Hadoop Distributed File System (HDFS) is the next generation of shared storage and the foundation of the Hadoop ecosystem. It provides reliable file storage at massive scale on commodity hardware. Most applications, however, need fast and secure access to specific pieces of data, not large files. In the latest version of MarkLogic Server available now from MarkLogic Developer Labs, you can run the MarkLogic enterprise NoSQL database on top of HDFS to provide ACID transactions, role-based security, full-text search, and the flexibility of a granular document data model for real-time applications all within your existing Hadoop infrastructure.
Unify Your Operational and Analytic Workloads
Today you can configure MarkLogic to use direct attached or shared SAN storage, and now you can also include Hadoop’s distributed file system. This provides a real-time database for Hadoop that leverages HDFS for scalability, performance, and availability enabling a fluid mix of data between operational and analytic workloads. Segregating data across different storage and computation tiers lets users optimize cost, performance, availability, and flexibility. Users can store data, indexes, and journals across a mixture of local (RAM, HDD, and SSD), SAN, and HDFS-based storage. This provides both secure, low-latency access to operational data and economical storage and processing of the remaining long tail.
Like HBase, But With Enterprise Capabilities Included
Just about anywhere you can access the file system in MarkLogic, you can now reference HDFS. From the DBA’s perspective HDFS is just another file system. You can mount data and index partitions directly on HDFS. Architecturally, this is similar to the way that HBase works with Hadoop’s distributed file system. MarkLogic has the added benefit of production-tested enterprise features, like ACID transactions, replication, and full-text search built directly into the database kernel.
Benefits of Running MarkLogic on Hadoop Distributed File System (HDFS)
- Real-time Hadoop applications: HDFS is great for high-throughput applications, such as MapReduce. With MarkLogic running on HDFS, Hadoop is extended to support low-latency applications as well, such as real-time search and analytics. Using HDFS as storage for a NoSQL database is not new, of course. However, MarkLogic is the first to support transactional updates, full-text search, a document data model, and enterprise security together in one integrated system.
- Database management system, not custom middleware: If you’re building your own secondary indexes, replication, or transactions, you’re doing work you shouldn’t be focusing on. Having these low-level capabilities built into the database reduces custom code and one-off integrations, allowing your development and operations teams to focus on application features and SLAs that differentiate your business, and not plumbing.
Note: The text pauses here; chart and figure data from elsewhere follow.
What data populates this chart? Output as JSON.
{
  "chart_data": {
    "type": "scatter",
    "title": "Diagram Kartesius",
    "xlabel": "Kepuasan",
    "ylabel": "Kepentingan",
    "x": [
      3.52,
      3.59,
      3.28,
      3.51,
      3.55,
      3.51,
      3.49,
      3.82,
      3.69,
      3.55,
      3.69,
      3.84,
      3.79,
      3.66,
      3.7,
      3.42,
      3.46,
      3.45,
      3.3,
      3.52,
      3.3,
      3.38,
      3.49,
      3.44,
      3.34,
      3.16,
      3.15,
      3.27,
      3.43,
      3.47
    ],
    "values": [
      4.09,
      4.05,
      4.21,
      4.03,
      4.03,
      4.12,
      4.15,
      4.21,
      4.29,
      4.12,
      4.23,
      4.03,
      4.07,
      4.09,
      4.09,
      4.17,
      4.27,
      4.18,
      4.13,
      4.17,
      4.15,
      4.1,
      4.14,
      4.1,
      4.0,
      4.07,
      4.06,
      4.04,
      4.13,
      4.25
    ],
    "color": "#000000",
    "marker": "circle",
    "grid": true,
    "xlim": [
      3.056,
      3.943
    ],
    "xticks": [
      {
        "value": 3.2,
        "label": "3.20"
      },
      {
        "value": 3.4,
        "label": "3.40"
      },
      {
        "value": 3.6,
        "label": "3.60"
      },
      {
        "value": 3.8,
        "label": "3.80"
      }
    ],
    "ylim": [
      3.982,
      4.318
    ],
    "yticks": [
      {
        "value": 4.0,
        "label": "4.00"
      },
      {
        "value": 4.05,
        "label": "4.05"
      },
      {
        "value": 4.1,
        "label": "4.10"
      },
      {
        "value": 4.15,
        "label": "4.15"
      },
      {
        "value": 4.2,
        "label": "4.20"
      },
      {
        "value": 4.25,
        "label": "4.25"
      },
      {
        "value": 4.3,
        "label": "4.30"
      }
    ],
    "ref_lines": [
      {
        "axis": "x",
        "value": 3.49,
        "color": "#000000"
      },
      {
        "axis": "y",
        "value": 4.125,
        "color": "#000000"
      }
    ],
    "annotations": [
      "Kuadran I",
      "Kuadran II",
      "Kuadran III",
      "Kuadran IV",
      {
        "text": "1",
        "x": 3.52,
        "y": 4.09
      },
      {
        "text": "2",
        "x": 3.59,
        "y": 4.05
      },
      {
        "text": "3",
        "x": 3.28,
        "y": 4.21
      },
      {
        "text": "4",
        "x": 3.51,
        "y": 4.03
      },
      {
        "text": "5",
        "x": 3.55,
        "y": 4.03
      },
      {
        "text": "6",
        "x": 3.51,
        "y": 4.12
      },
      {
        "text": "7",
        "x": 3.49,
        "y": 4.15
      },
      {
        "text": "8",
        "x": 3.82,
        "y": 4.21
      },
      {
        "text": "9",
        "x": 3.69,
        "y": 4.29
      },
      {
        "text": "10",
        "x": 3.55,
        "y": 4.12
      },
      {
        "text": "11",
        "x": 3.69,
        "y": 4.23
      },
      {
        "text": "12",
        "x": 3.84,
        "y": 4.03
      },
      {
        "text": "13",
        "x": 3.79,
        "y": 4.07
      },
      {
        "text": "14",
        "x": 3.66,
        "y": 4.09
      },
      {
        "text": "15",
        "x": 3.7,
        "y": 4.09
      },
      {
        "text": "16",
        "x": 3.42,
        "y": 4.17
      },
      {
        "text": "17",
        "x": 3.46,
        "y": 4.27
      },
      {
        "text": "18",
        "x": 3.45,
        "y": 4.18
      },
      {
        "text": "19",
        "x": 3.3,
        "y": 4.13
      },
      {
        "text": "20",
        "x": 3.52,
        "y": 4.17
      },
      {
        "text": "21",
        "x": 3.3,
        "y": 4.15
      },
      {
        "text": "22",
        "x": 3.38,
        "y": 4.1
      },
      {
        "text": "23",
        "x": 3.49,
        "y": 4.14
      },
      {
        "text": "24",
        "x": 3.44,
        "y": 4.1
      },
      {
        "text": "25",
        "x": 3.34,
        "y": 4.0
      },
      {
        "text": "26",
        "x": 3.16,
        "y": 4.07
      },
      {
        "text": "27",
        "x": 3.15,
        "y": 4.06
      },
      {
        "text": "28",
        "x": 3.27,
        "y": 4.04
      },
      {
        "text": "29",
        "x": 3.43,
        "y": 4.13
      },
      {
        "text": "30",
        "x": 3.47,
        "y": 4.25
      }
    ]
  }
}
- Unstructured throughout: MarkLogic and Hadoop are both built for unstructured data. By combining the two you eliminate the need to map data to rows and columns for every type of analysis or service endpoint that your business users will dream up. This makes it much easier to integrate new and unanticipated data sources.
- Easily age your data and store it appropriately: By combining Hadoop and MarkLogic, users are able to index the most critical and frequently accessed data on high-performance infrastructure and allocate the rest to a low-cost archive for intermittent access and historical analysis.
A MarkLogic® Server technology preview, featuring Hadoop Distributed File System (HDFS) storage, is available from MarkLogic Developer Labs today.